In the Notes and Domino release of version 12.0.1 (coming soon!), we have updated the ability to display 64 x 64 px application icons in the workspace. You will have the ability to upload icon files that are larger than that, but on workspace they will display as 64 x 64 px. If you have older application icons that were created with the 32 x 32px icon specification that existed prior to this release, then those will still display at the smaller size. The Notes Domino design and development teams are working to update existing template icons for HCL provided templates; you will also see these icons updated in the v12.0.1 release.
If you have seen some of the new template icons, you might be thinking, “How can I update my application icons to look like that?” Follow along with the tutorial below or watch the webinar replay on how to update your Notes application icons. The default application icons are available to download from the forum here.
For applications using HCL-provided template such as mail, calendar, rooms and resources, and directory, etc., these will automatically update when the user opens these applications.

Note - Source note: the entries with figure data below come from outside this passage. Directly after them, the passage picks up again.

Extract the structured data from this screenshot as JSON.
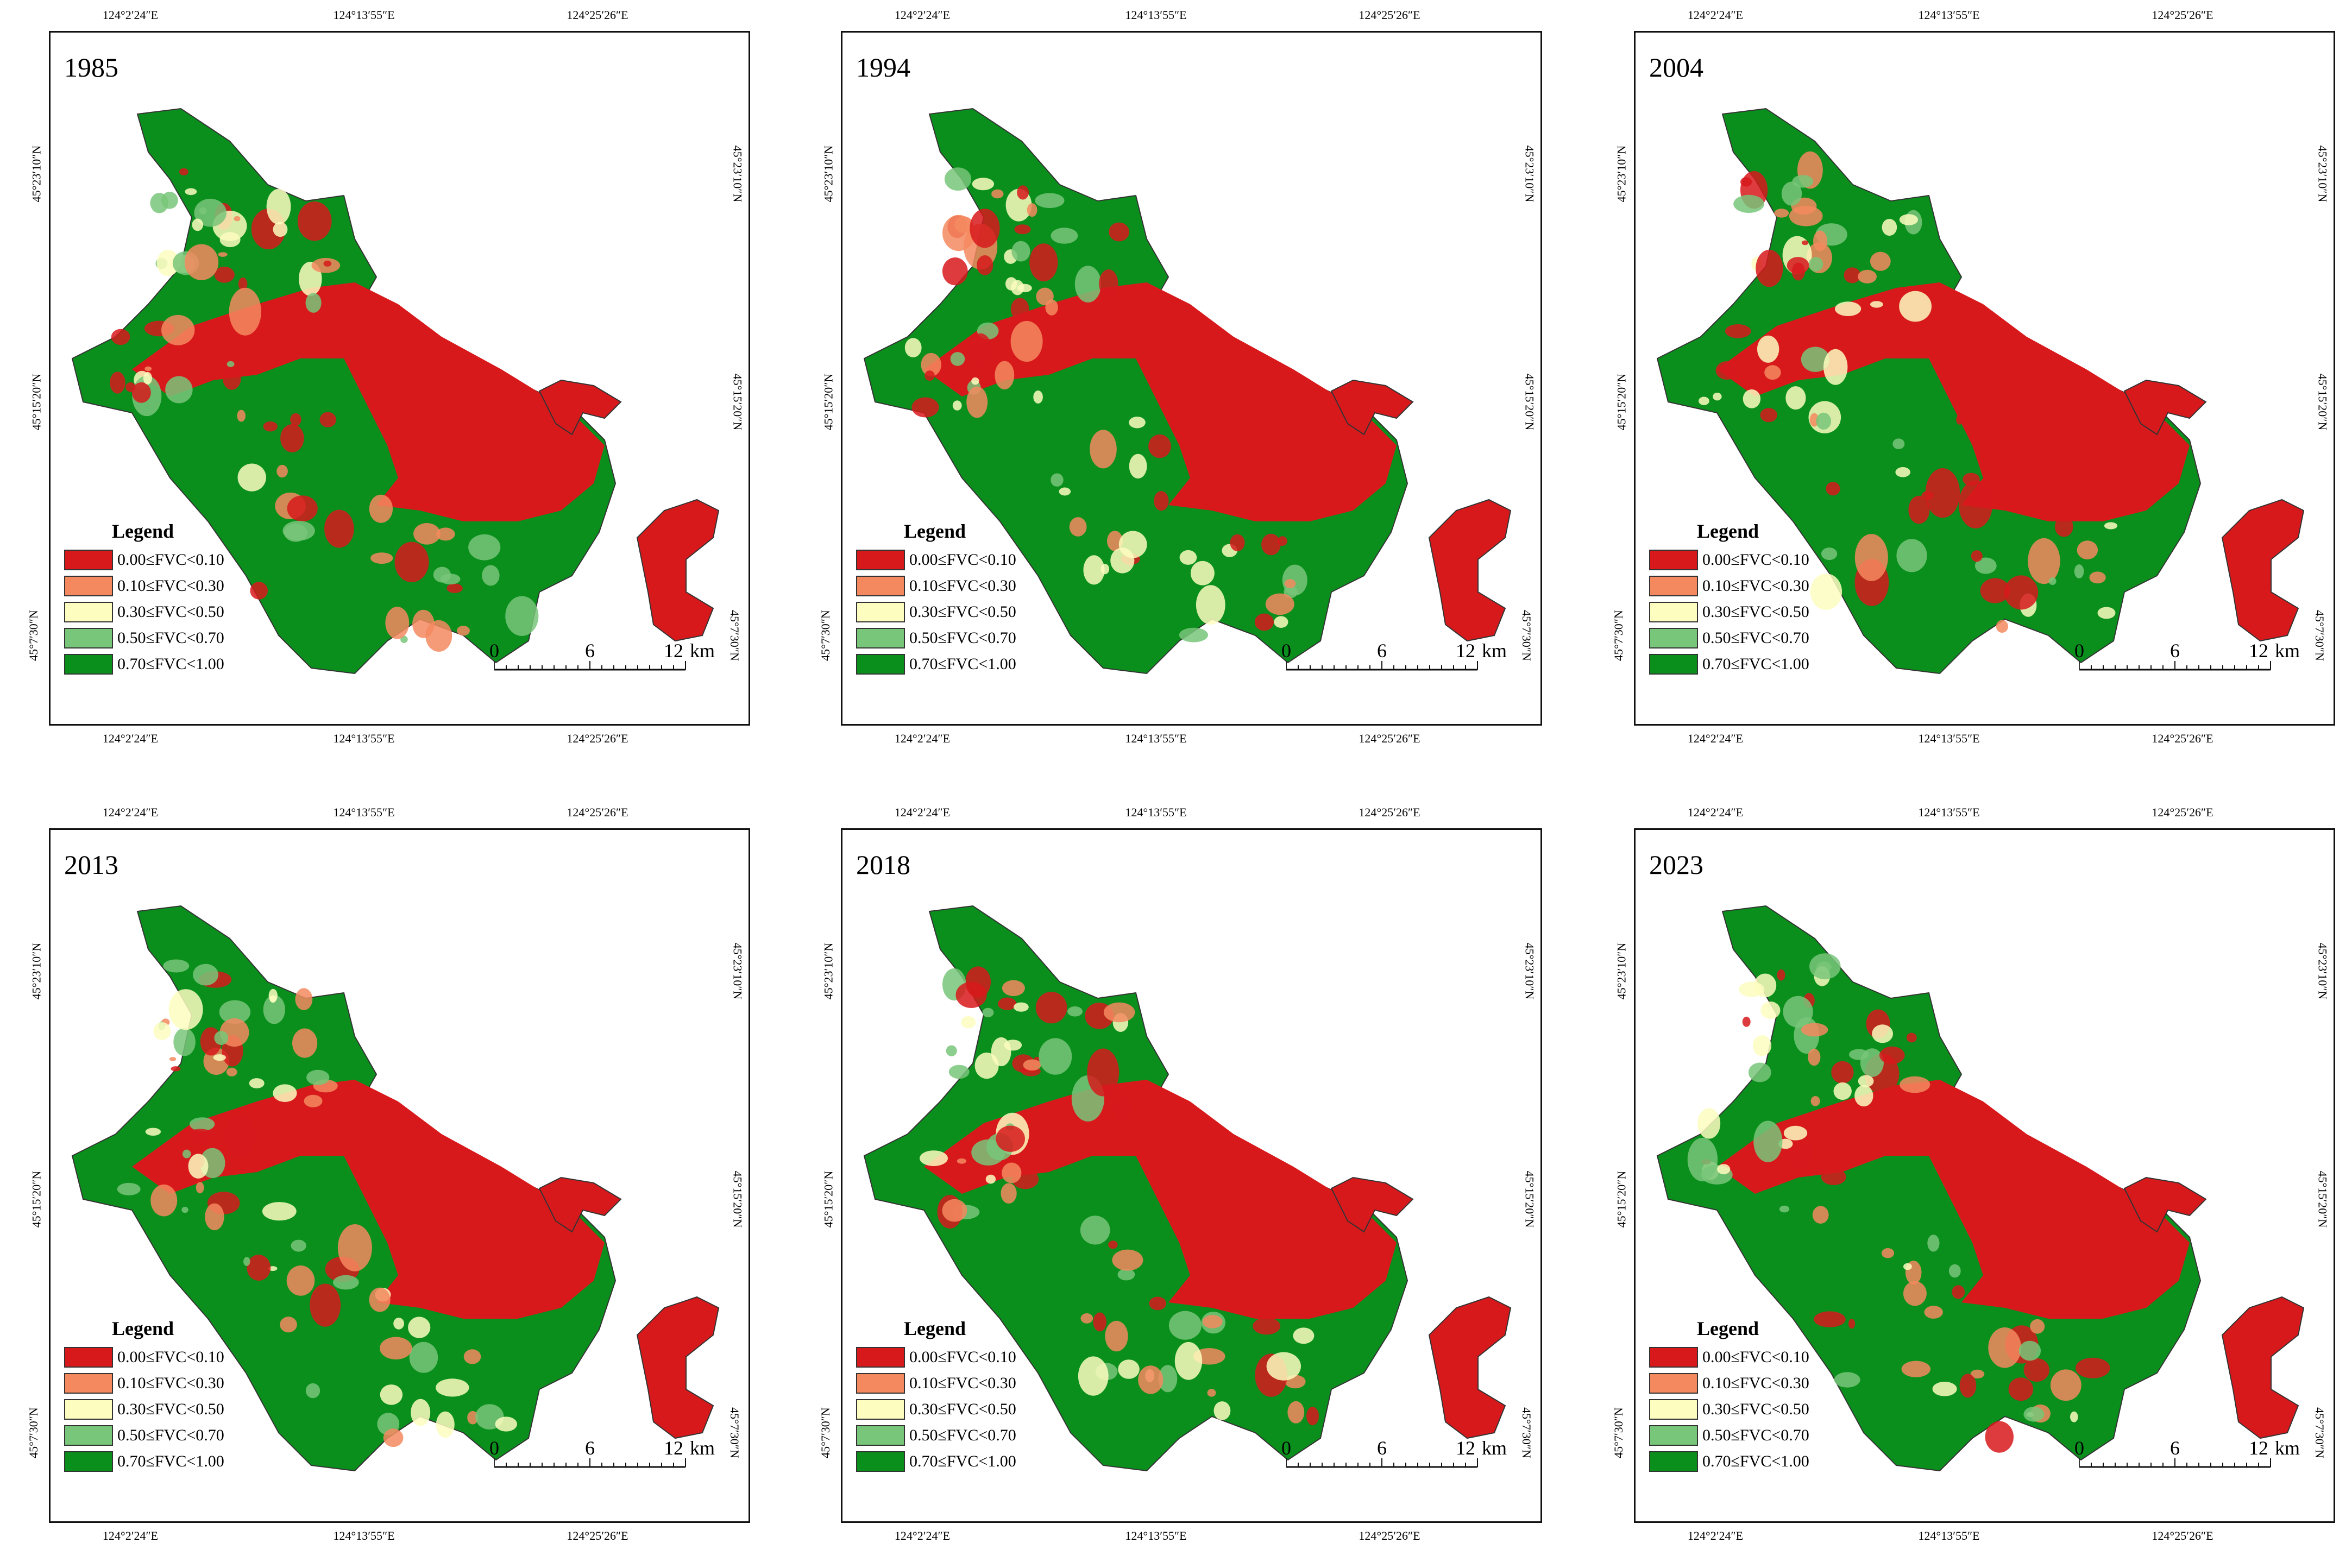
{
  "legend": {
    "title": "Legend",
    "classes": [
      {
        "label": "0.00≤FVC<0.10",
        "color": "#d7191c"
      },
      {
        "label": "0.10≤FVC<0.30",
        "color": "#f4895f"
      },
      {
        "label": "0.30≤FVC<0.50",
        "color": "#fdfdc0"
      },
      {
        "label": "0.50≤FVC<0.70",
        "color": "#78c679"
      },
      {
        "label": "0.70≤FVC<1.00",
        "color": "#0a8f1c"
      }
    ]
  },
  "axes": {
    "lon_labels": [
      "124°2′24″E",
      "124°13′55″E",
      "124°25′26″E"
    ],
    "lat_labels": [
      "45°23′10″N",
      "45°15′20″N",
      "45°7′30″N"
    ]
  },
  "scale_bar": {
    "ticks": [
      "0",
      "6",
      "12"
    ],
    "unit": "km"
  },
  "panels": [
    {
      "year": "1985"
    },
    {
      "year": "1994"
    },
    {
      "year": "2004"
    },
    {
      "year": "2013"
    },
    {
      "year": "2018"
    },
    {
      "year": "2023"
    }
  ]
}
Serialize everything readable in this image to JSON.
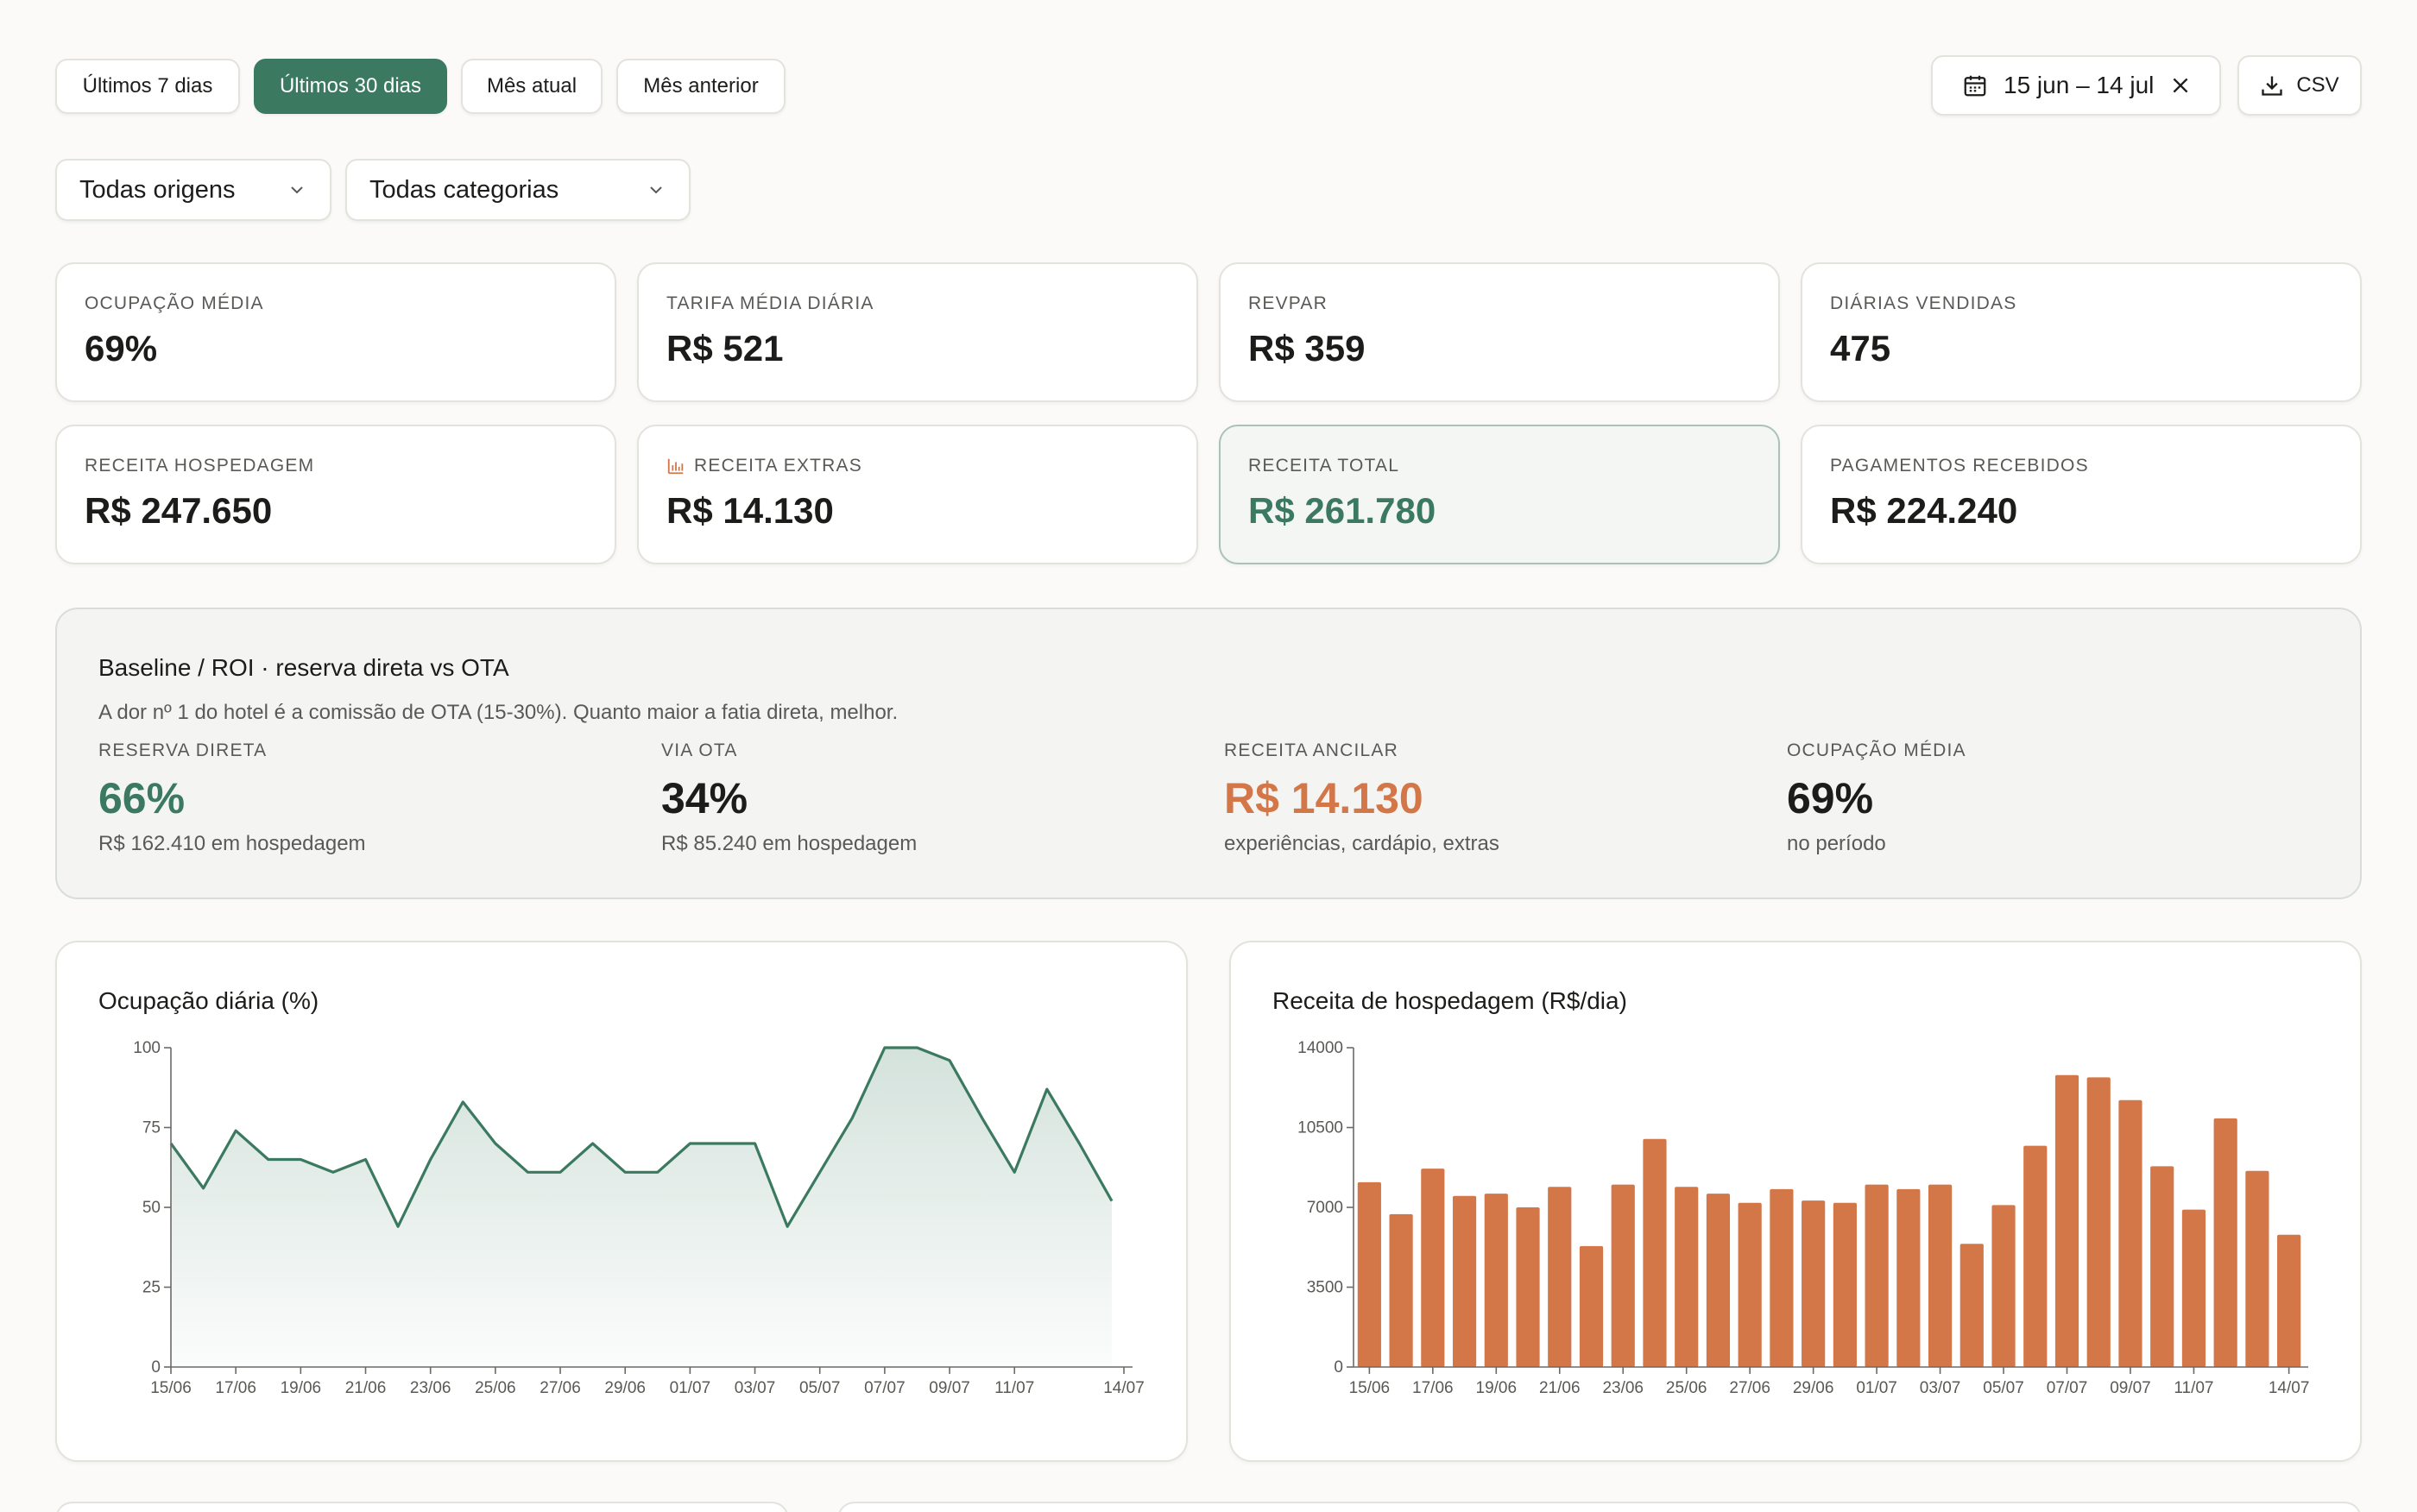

For the custom applications that you have created for your clients or company, these icon files will need to be updated and deployed in Domino Designer by the owner of the application.
Examples of HCL provided template icons:
Guide to Creating Application Icons
The following documentation explains how to design new application icons that match the style of the HCL Notes app icons but are tailored to the purpose of your application.
There are two different approaches you can take, review the following documentation, and decide which approach is best for you.
Use one of the provided icons and upload to Domino Designer. In this package, there are some default app icons that you can use out of the box and there is no design needed. These icons map to some of the templates that are provided with Domino such as Teamroom, Discussion, and Document Library. For these, all you will need to do is download the icon you would like from the folder titled “Option 1 – default Icons,” and upload it to designer.
Available Default Icons:
Note: For this option you will need to have access to an image-editing tool, such as:
- Microsoft Paint: Installed on Windows Machine
- GIMP: A free software available for Windows and Mac
- Adobe Photoshop: I would suggest to only use this one if you already have it installed on your machine
You can create an application icon using a foreground and background image provided in this package.
Within this package there are many foreground and background images to select from. Select the ones that best match the intention of the application. For example, if the application is focused on scheduling and uses calendar views, then you might want to choose one of the foreground icons that represents events or time. While for the background color you might want to choose a color that is also represented in the color of the application.
Example Application Icons:
GIMP: Step by step
The following instructions describe how to create these icons in GIMP 2.10. Other image editing software would have similar steps.
In the zip file provided you will see a folder titled Option 2 – Foreground and Background > Background Images. Within this folder select the background image that you would like to use. Then select a foreground image from the folder Option 2 – Foreground and Background > Foreground Images.
Create a new document and set the image size to 64 x 64px.
Drag or import the background image from the downloaded zip file. The background image was created specifically for a 64 x 64px background. Be sure that the background image is centered on the artboard.
Follow the same steps for placing the foreground image. Be sure that the order of the layers has the foreground image on top of the background image.
If the background of the artboard is not transparent, then delete the white background that was created by default.
Export the image as a PNG file and upload the image to the Application Icon section in Domino Designer.